Hubo un tiempo, no demasiado lejano, en que había una clase social de privilegiados, gentes adineradas que, en posesión de grandes depósitos de billetes, letras y valores de toda índole, vivía cómodamente de los cuantiosos réditos que ese magma le producía. El problema se les presentó el día en que los intereses percibidos empezaron a bajar y bajar. Para quienes pedíamos un préstamo, aquello fue una bendición; para los rentistas, acostumbrados a vivir mano sobre mano, la caída del valor del dinero supuso un tremendo quebradero de cabeza.
Y todos juntos, después de años de tribulaciones, y de acuerdo con los banqueros, siempre incondicionalmente a su servicio, optaron por el ladrillo como remedio a sus males. Les costó, obviamente, debido a su carácter timorato, medroso y acostumbrado a obrar sobre seguro. Sin embargo, en pocos años le cogieron el gusto y advirtieron con sorpresa que sus ganancias se multiplicaban como la prole de Abrahán.
Primero fueron casas, apartamentos, chalets adosados… Unos los ponían en venta; otros los alquilaban, cosa, esta última más arriesgada, por cuanto que los había que no te pagaban religiosamente (¡qué terminología, señor!) y 'te lo destrozaban'. Vinieron luego los locales comerciales, las cocheras, los parkings a gran escala –que se lo digan a la familia Franco–. Esas familias todopoderosas, en cuestión de pocos años, unidas estrechamente con los banqueros y con políticos sin escrúpulos, constituyeron una nueva aristocracia, la del ladrillo, con un poderío de no te menees.
Los hay que se conformaron, pero ya se sabe aquello de que 'dinero llama a dinero'. Y fue así como surgieron 'sociedades todopoderosas', que se especializaron en edificar torres, rascacielos, ciudades enteras. El dinero fluía a modo de cascada; las hipotecas eran pan comido (los propios banqueros te instaban a pedir más). Vino la crisis y empezaron los trágicos desahucios.
El contubernio formado por políticos de todo signo, banqueros –tiburones sedientos de sangre– y constructores, nos hicieron pasar por el aro a las sucesivas generaciones, que, al fin y al cabo, conseguimos, a base de sacrificio, hacernos con un hogar en condiciones.
Pero ¿qué esta ocurriendo con nuestros hijos? A la vista está.

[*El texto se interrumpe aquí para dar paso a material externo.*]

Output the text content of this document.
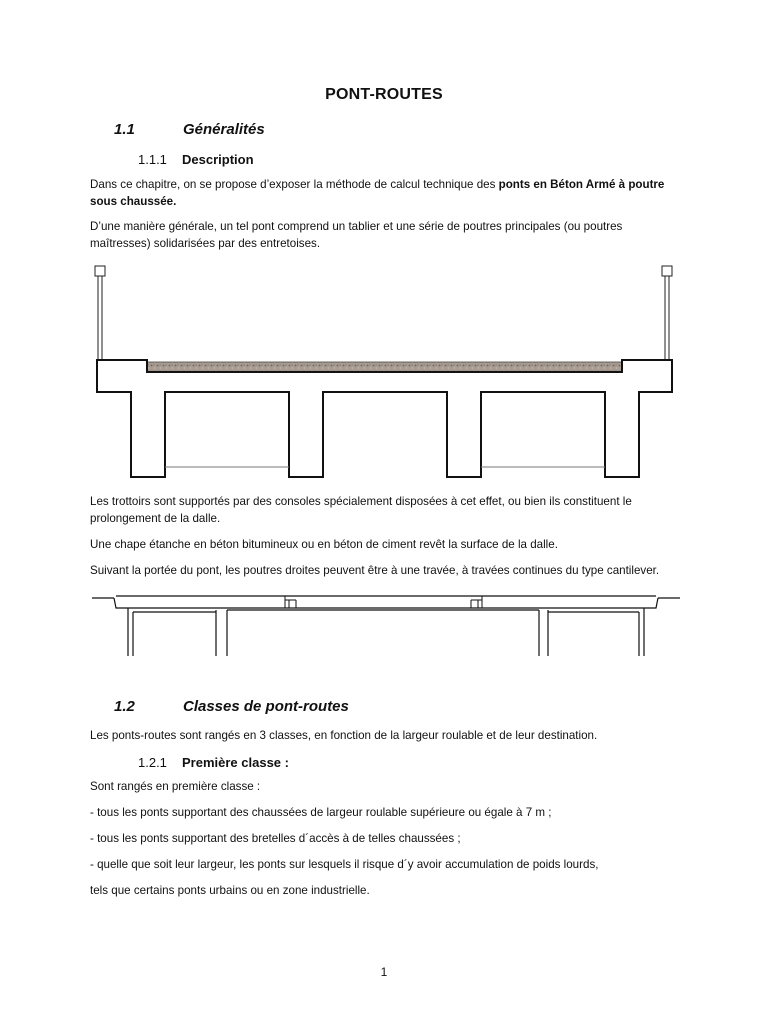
PONT-ROUTES
1.1	Généralités
1.1.1 Description
Dans ce chapitre, on se propose d’exposer la méthode de calcul technique des ponts en Béton Armé à poutre sous chaussée.
D’une manière générale, un tel pont comprend un tablier et une série de poutres principales (ou poutres maîtresses) solidarisées par des entretoises.
Les trottoirs sont supportés par des consoles spécialement disposées à cet effet, ou bien ils constituent le prolongement de la dalle.
Une chape étanche en béton bitumineux ou en béton de ciment revêt la surface de la dalle.
Suivant la portée du pont, les poutres droites peuvent être à une travée, à travées continues du type cantilever.
1.2	Classes de pont-routes
Les ponts-routes sont rangés en 3 classes, en fonction de la largeur roulable et de leur destination.
1.2.1 Première classe :
Sont rangés en première classe :
- tous les ponts supportant des chaussées de largeur roulable supérieure ou égale à 7 m ;
- tous les ponts supportant des bretelles d´accès à de telles chaussées ;
- quelle que soit leur largeur, les ponts sur lesquels il risque d´y avoir accumulation de poids lourds,
tels que certains ponts urbains ou en zone industrielle.
1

La voracidad del contubernio que avanza como un todopoderoso cachalote acompañado por su variopinto séquito, engullendo cuanto le sale al paso, no tiene parangón. Y es tal su poderío y su ímpetu voraz, que manda sobre la clase política, pone presidentes y campea sobre las nuevas megalópolis. ¿Cómo, si no, los sucesivos gobiernos, esos mismos que alardeaban de haber formado, con sus universidades, la generación mejor preparada de la Historia, hoy propician que, cerca de seiscientos mil licenciados y doctores hayan tenido que buscarse la vida por todo el mundo –un fenómeno sin precedente–, al tiempo que ese monstruo que han gestado impone su ley, incrementando cuanto y como le viene en gana los precios de las viviendas, y no digamos las de alquiler? Es así como, por culpa de la avaricia, un bien indispensable se ha convertido en un lujo al alcance de unos pocos. ¿Tendrá remedio el desaguisado?